Iraq’s National Center for International Judicial Cooperation (NCIJC) said 5,704 Daesh detainees of 61 nationalities have arrived in Iraq.
They include 3,543 Syrians, 467 Iraqis, and another 710 detainees from other Arab countries.
There are also more than 980 foreigners including those from Europe, Asia, Australia and the United States.
The NCIJC said Iraq’s judiciary will interrogate the detainees before taking legal action against them.
Many prisons in Iraq are already packed with Daesh suspects.
Iraqi courts have handed down hundreds of death sentences and life terms to those convicted of terrorism offenses, including foreign fighters.
Under Iraqi law, terrorism and murder offenses are punishable by death, and execution decrees must be signed by the president.
The detainees in Syria were transferred to Baghdad’s Al-Karkh prison, once a US Army detention center known as Camp Cropper, where former ruler Saddam Hussein was held before his execution.
To make space for the newcomers, authorities moved thousands of prisoners from the Karkh prison to other facilities, a lawyer and an inmate told AFP on condition of anonymity.

- Repatriation -

Iraq has issued calls for countries to repatriate their nationals among the Daesh detainees, though this appears unlikely.

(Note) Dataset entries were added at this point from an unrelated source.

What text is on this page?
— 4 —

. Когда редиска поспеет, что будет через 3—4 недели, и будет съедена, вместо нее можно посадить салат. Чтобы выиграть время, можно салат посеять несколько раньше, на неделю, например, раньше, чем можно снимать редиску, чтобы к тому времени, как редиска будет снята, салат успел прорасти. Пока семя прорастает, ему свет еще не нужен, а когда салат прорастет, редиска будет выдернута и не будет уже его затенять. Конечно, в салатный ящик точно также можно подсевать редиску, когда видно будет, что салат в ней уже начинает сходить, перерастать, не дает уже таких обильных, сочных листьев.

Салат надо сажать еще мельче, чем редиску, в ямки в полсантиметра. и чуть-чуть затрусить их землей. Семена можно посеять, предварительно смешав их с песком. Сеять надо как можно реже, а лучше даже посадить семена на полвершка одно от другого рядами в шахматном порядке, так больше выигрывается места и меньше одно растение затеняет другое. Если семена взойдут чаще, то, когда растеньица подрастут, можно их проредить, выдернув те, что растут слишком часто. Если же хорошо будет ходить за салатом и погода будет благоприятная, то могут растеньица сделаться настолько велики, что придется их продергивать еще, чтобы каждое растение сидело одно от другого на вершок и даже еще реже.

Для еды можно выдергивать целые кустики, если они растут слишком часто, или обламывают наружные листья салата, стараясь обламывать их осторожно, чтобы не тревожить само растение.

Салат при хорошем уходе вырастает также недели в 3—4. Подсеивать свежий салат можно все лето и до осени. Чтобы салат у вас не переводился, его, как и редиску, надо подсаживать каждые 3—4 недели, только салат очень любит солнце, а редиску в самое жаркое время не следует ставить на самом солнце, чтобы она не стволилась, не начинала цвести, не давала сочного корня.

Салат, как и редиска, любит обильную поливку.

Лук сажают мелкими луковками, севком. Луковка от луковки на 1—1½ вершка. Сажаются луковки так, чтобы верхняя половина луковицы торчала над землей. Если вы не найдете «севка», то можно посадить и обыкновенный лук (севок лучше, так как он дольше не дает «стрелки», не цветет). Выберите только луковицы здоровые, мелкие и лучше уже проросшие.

For years, Syria’s Kurdish forces also called on foreign governments to take back their citizens, but this was done on a small scale limited to women and children held in detention camps.
Most foreign families have left northeast Syria’s Al-Hol camp, which holds relatives of Daesh fighters, since the departure of Kurdish forces who previously guarded it, humanitarian sources told AFP on Thursday.
Last month, the Syrian government took over the camp from Kurdish forces who ceded territory as Damascus extended its control across swathes of Syria’s northeast.